Mehr Geld für Verkehrstote
Recherchen der BZ ergaben, dass Generali (Schweiz) nächste Woche einen Strauss fondsgebundener Lebensversicherungen lanciert, die zum Bezug von verbilligtem Benzin berechtigen. Als weiteres Novum verspricht Generali, den Hinterbliebenen die vierfache Versicherungssumme auszuzahlen, wenn der Versicherte bei einem Verkehrsunfall stirbt.
Zusammen mit Migrol
Das Produkt wird gemeinsam mit der Tankstellenkette Migrol angeboten. Inhaber der Zahlkarte Migrolcard erhalten 10 Rappen Rabatt auf jeden Liter Benzin oder Diesel. Der Rabatt gilt während der gesamten Laufzeit des Vertrags von 10 Jahren für maximal 1200 Liter Treibstoff jährlich, was dem Durchschnittsverbrauch eines Automobilisten entsprechen dürfte. Die Prämien werden monatlich - nicht wie sonst in der Branche üblich jährlich - via Migrolcard eingezogen. Somit entstehen bei der Versicherung keine Inkassokosten. Auch Verkaufsaufwendungen fallen praktisch weg, weil Migrol den Karteninhabern das Produkt direkt anbietet. Deshalb trägt Generali die Kosten des Rabatts. Das sind 120 Franken jährlich bei Prämieneinnahmen von über 3000 Franken je Police. Der maximale Rabatt beträgt also 3,8 Prozent.
Kundengerecht?
Gemäss Urs Oberholzer, der bei Generali für die Kooperation mit Migrol verantwortlich ist, bringt das Arrangement Vorteile für beide Seiten. Generali erhalte einen wertvollen Vertriebskanal und Migrol zusätzliche Angebote für ihre Kundschaft. Patrick Martin, Leiter des Tankstellengeschäftes bei Migrol, ist an Aktionen interessiert, welche die Kundenbindung erhöhen können. Er gibt zu, dass die Migrolcard für Privatkunden heute nicht besonders attraktiv ist. Die Vorteile der Monatsrechnung müssen mit einer Jahresgebühr von 10 Franken erkauft werden.

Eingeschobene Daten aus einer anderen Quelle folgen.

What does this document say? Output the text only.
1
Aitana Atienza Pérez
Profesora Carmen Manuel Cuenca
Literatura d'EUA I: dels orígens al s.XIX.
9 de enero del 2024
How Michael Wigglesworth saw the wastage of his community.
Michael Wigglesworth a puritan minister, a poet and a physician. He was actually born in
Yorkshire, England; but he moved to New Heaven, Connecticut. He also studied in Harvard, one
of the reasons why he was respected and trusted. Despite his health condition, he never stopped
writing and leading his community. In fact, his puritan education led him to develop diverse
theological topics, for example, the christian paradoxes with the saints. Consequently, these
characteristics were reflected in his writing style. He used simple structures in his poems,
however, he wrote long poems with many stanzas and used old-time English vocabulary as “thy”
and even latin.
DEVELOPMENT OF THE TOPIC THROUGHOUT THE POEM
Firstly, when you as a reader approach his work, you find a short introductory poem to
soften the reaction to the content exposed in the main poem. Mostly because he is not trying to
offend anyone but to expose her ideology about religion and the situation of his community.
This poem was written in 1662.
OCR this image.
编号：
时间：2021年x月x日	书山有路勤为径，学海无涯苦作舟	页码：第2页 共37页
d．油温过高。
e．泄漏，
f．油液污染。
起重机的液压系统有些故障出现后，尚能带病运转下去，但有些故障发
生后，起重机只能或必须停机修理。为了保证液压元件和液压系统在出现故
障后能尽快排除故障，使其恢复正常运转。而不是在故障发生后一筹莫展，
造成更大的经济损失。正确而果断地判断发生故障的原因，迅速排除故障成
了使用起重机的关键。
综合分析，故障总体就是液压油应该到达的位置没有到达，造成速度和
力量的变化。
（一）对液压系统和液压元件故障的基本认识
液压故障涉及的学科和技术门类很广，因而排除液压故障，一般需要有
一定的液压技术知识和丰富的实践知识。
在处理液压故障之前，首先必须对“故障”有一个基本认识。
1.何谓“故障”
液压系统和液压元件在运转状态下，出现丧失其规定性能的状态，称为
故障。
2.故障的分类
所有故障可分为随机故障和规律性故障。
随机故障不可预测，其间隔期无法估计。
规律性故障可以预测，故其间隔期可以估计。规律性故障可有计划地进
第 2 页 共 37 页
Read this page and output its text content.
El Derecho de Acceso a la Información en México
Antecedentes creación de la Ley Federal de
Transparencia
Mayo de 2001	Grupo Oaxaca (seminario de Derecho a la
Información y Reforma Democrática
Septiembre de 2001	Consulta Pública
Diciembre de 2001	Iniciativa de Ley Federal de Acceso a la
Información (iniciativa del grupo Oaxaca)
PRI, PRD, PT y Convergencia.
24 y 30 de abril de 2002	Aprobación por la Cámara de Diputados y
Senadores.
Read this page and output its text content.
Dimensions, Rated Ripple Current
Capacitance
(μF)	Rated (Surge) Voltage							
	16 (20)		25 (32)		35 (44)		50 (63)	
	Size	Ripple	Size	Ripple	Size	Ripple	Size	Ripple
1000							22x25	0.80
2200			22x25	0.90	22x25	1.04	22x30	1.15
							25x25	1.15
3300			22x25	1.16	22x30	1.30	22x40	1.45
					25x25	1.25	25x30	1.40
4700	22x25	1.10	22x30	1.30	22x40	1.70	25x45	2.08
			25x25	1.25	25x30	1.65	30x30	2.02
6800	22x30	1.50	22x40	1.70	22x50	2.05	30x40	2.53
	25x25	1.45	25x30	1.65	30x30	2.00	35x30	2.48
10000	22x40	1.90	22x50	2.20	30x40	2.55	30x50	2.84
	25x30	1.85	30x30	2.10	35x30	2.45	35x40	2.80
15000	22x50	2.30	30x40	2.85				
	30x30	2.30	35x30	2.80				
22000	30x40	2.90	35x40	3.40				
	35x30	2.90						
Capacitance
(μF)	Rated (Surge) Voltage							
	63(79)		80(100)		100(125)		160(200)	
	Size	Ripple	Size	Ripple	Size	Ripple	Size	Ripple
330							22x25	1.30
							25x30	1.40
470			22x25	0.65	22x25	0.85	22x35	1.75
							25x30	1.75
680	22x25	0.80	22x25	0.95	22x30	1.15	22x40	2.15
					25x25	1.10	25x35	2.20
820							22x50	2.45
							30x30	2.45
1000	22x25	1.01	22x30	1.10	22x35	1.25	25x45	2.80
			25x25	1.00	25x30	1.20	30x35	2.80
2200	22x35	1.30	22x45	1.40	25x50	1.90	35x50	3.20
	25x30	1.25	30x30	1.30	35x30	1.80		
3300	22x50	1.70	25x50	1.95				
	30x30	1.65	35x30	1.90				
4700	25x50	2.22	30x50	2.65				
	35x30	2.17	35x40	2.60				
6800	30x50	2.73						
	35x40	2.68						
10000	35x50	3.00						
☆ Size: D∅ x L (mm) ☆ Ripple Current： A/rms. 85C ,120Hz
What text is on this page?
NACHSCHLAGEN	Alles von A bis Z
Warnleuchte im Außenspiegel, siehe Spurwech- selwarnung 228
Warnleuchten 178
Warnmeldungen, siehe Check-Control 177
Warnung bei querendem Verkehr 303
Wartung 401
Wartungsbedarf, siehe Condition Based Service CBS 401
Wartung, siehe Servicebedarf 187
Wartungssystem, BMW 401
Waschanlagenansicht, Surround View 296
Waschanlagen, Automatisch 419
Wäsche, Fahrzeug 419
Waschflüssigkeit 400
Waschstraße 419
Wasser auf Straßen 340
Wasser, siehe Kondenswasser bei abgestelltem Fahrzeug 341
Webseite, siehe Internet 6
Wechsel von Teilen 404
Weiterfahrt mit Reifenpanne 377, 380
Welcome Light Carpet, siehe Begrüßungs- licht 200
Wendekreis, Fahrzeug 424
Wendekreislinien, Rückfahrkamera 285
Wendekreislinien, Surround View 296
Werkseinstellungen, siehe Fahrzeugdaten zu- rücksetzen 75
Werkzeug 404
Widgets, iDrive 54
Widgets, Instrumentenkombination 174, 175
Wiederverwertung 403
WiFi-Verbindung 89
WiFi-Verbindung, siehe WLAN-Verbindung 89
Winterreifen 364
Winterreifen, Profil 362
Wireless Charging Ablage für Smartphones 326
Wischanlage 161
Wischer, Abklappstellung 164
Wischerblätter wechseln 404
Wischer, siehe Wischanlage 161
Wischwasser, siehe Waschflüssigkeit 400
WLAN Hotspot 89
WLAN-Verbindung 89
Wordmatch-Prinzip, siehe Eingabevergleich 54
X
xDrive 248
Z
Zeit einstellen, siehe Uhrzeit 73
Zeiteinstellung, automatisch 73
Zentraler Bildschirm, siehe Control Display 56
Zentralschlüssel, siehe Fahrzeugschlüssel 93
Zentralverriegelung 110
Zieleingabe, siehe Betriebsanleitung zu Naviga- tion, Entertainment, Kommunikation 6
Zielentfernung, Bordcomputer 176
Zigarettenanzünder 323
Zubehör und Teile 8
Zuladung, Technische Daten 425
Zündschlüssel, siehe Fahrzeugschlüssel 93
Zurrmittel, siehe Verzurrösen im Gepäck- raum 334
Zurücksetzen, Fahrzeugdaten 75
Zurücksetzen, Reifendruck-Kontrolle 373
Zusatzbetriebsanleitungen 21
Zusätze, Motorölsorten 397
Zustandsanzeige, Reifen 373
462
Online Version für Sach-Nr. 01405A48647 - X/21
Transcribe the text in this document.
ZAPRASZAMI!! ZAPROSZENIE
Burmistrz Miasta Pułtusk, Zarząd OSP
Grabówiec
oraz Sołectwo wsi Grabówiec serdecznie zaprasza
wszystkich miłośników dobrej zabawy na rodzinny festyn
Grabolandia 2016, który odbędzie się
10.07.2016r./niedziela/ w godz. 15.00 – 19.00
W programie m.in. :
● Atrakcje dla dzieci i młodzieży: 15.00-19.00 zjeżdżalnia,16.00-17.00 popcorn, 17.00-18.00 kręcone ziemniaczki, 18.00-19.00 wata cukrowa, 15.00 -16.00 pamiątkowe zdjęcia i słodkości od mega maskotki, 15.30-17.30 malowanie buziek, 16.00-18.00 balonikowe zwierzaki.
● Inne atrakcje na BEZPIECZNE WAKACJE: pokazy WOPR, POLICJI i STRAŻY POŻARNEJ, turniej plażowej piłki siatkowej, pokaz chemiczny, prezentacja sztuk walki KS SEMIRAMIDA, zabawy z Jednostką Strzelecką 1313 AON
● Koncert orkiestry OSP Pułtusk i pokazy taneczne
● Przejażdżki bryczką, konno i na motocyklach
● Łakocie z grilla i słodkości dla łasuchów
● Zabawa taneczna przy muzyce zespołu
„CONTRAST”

Deshalb wird weiter auf der Benzinpreisschiene gefahren. Wer eine ganze Palette von Generali-Produkten über Migrol bezieht, kommt in den Genuss einer Benzinpreisreduktion von bis zu 20 Rappen je Liter. Bereits lanciert ist ein Pannenschutz (2 Rappen). Hinzu kommt jetzt die Lebensversicherung (10 Rappen) und in einer nächsten Phase Kasko- und Haftpflichtpolicen für Motorfahrzeuge (8 Rappen). Ob die Versicherungen - die angebotene Produktepalette ist recht schmal - den individuellen Bedürfnissen der Kunden gerecht werden, steht allerdings auf einem anderen Blatt.
Marketingdschungel
Die kuriose Verbindung von Lebensversicherung und Benzinpreis ist die neueste Blüte in einem veritablen Marketingdschungel. Auch die "Winterthur" kooperiert mit einem Kartenunternehmen. Wer über den Internet-Dienst "Webinsurance" Hausrat-, Rechtsschutz- oder Reiseversicherungen kauft, kann sich Rabatt-Punkte bei der Bonuscard von Jelmoli gutschreiben lassen. Die "Zürich" prüft eine Zusammenarbeit mit Kreditkartenfirmen intensiv, wie ein Sprecher sagte.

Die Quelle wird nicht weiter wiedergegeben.